Disruptions of AIPAC events by activists – even Jewish ones – are nothing new. However, the outbursts are usually reserved for big headlining events, like the speeches of Israeli Prime Minister Binyamin Netanyahu. AIPACers have gotten so used to the interruptions that they now collectively respond by instantly rising in applause to drown out the yelling activist. At the 2011 Conference, a number of activists who were critical of Israeli policy interrupted Netanyahu’s address before the AIPAC gathering, but were immediately escorted out — in a matter of seconds — by security. This footage I filmed last year shows one such incident:
The smaller breakout sessions are rarely interrupted, presumably for two reasons. First, admission to the AIPAC conference is relatively pricey. A ticket to the 3-day event costs about $400 per person, so if one is going to make a splash, one would likely want to do it in front of as many people as possible and as visibly as possible. There’s only one chance! Second, the interruptions at the keynote addresses are so frequent that, as a result, there is an abundance of security on-hand ready to drag the heckler out, much to the amusement of AIPACers. Im comparing the two clips above, one can note that Behrendt had a much longer window of time to state her case before security arrived. Even the small number of people in that particular breakout session were caught off-guard by the action.

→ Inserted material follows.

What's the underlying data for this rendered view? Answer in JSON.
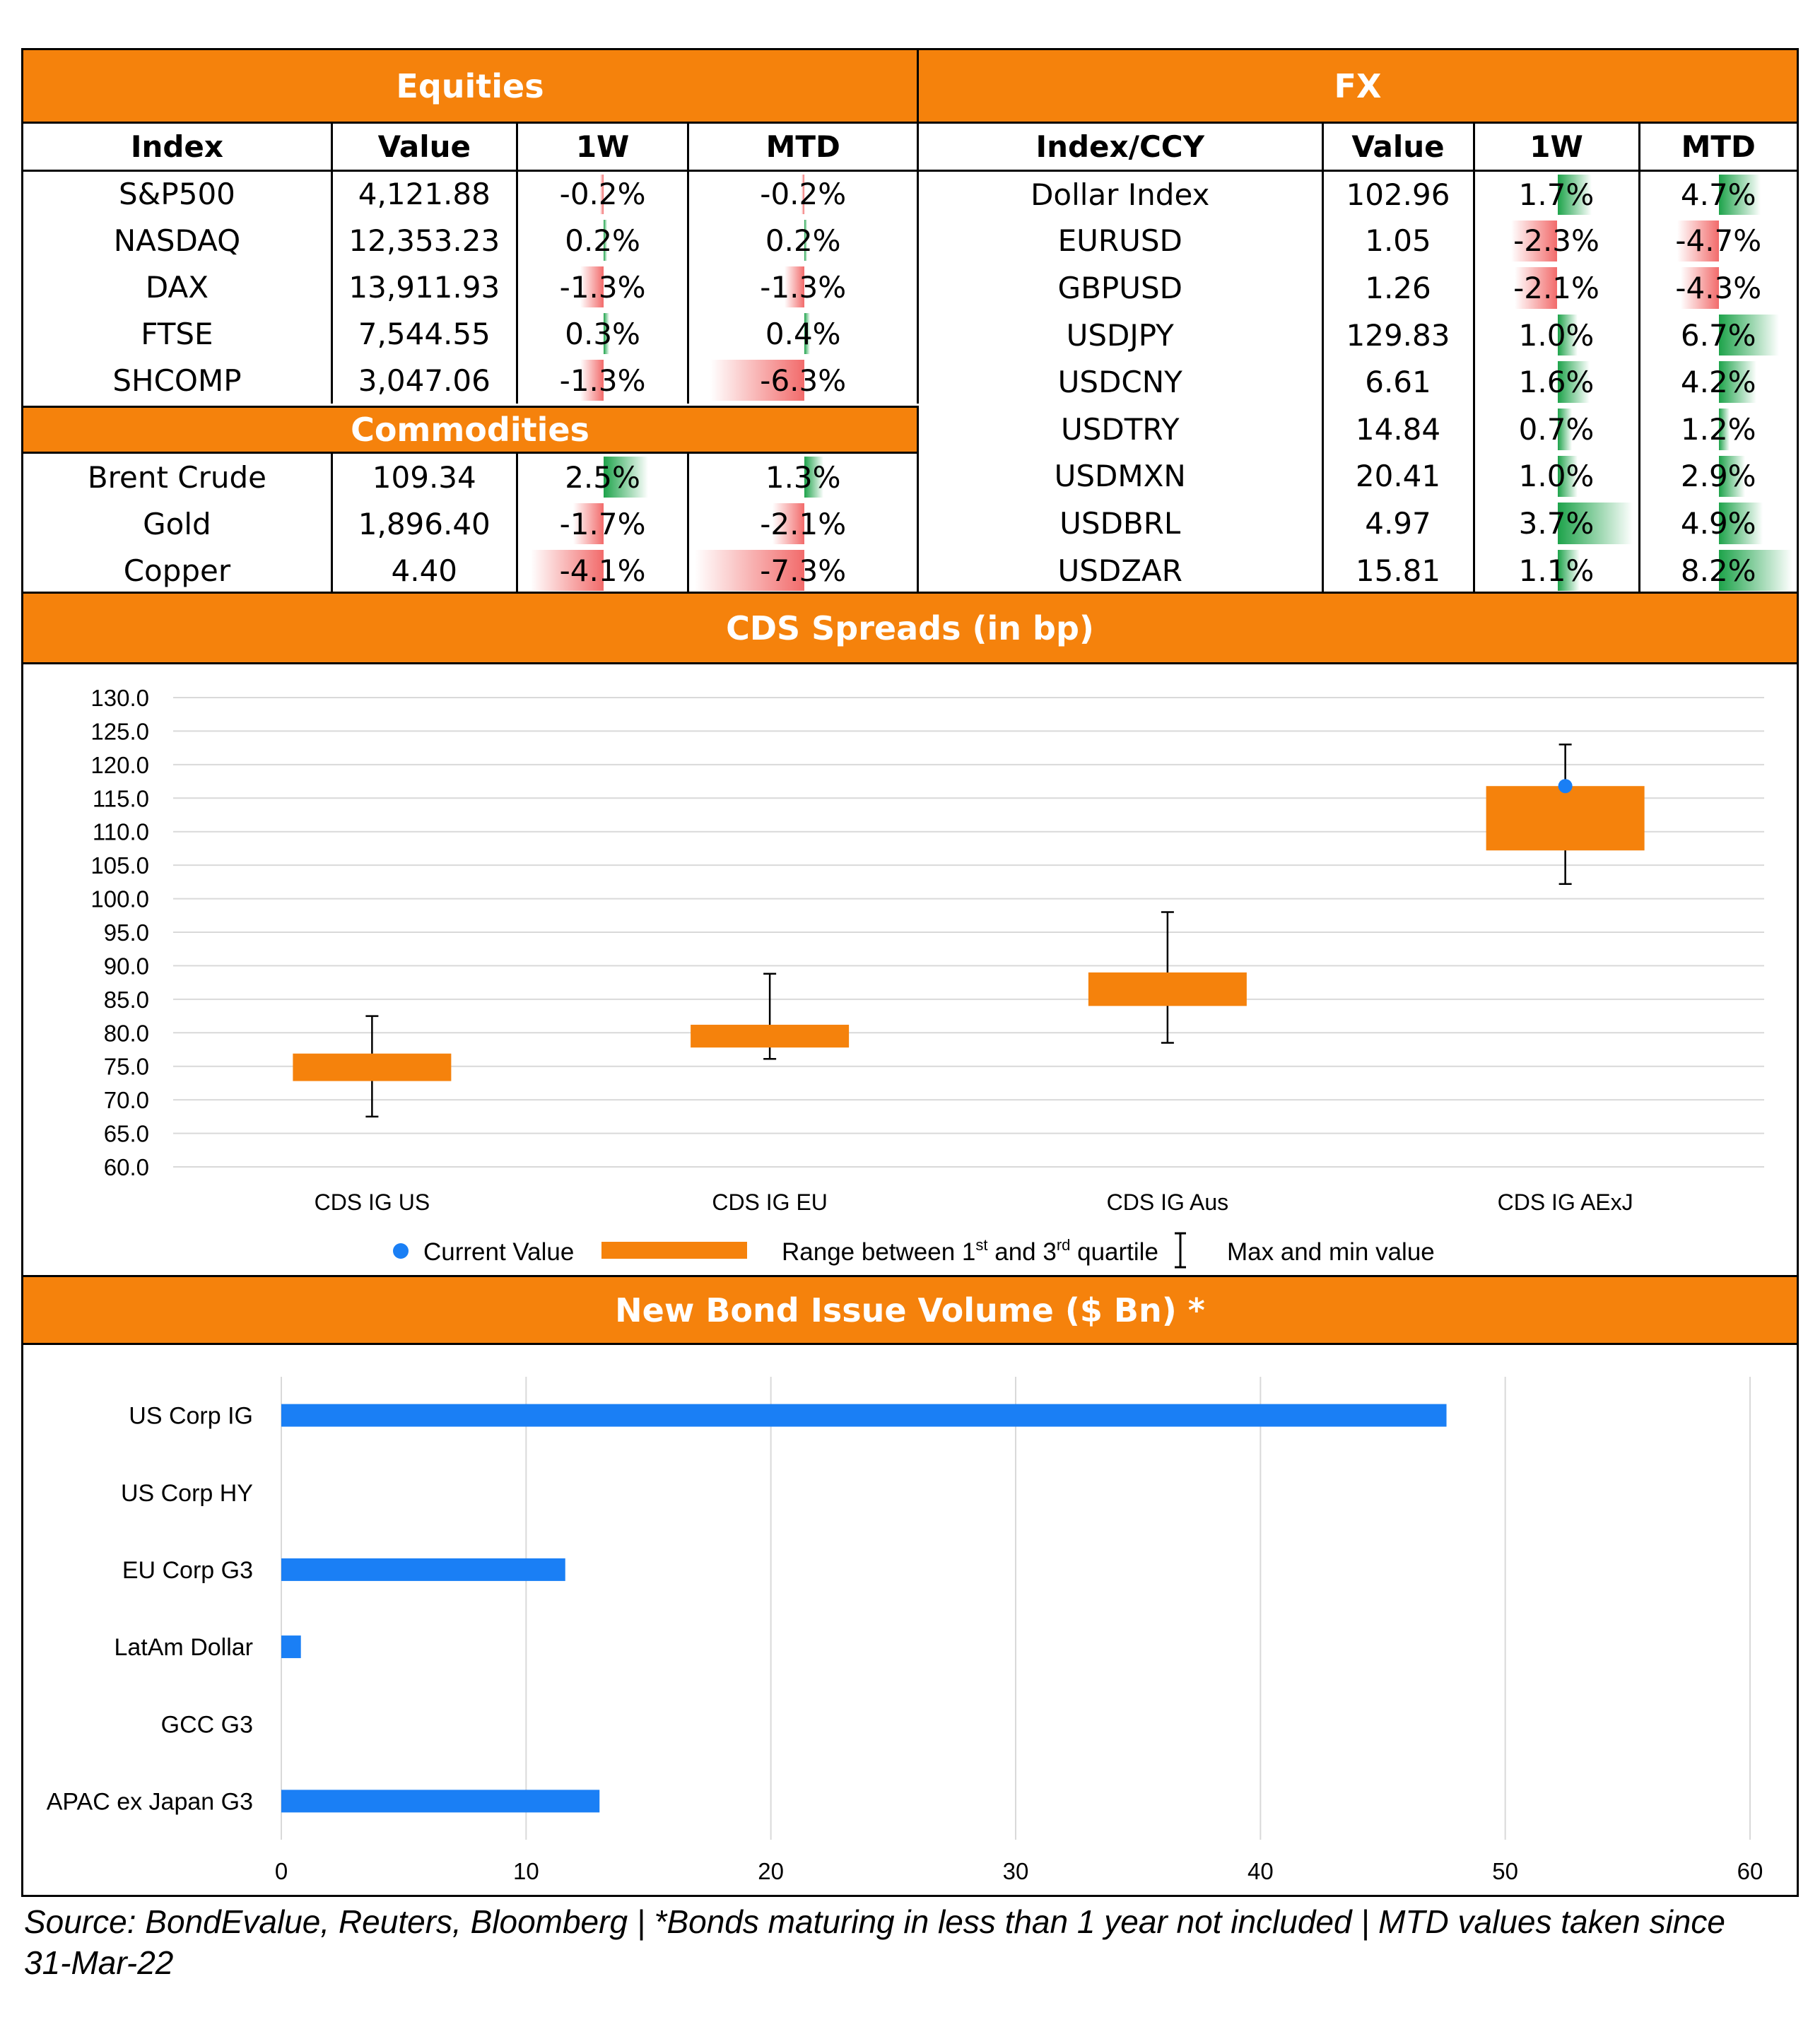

Sadly, most of the people at AIPAC who saw this incident or, more likely, heard about it from someone else, will completely ignore the point of what Behrendt was saying. Namely, the American Jewish community is defensive when it comes to tackling the real moral issues facing Israel. These debates are frequently happening within Israeli societies and, of course, on websites like +972, but most American Jews are made uneasy by outbursts like these. They find themselves under attack, which, ironically, feeds into the narrative they are being fed.
One may disagree with the tactic used to raise such an issue, but that does not negate the subject or its merits. As 972′s Ami Kaufman pointed out, missing from President Barack Obama’s speech on Sunday was any real recognition of the more urgent issues facing Israel. Syria was practically a non-issue, and the word “Palestinian” was only uttered by President Obama five times. And this isn’t new: Iran has been the top issue on the AIPAC agenda for the last half-decade. So why are American Jews not demanding these conversations? Why are they not insisting that these issues be addressed by their leaders? So long as that continues to happen, activists like Behrendt are vital. Even if you don’t like they way they are saying it, at some point you have to at least try to listen to what they are saying.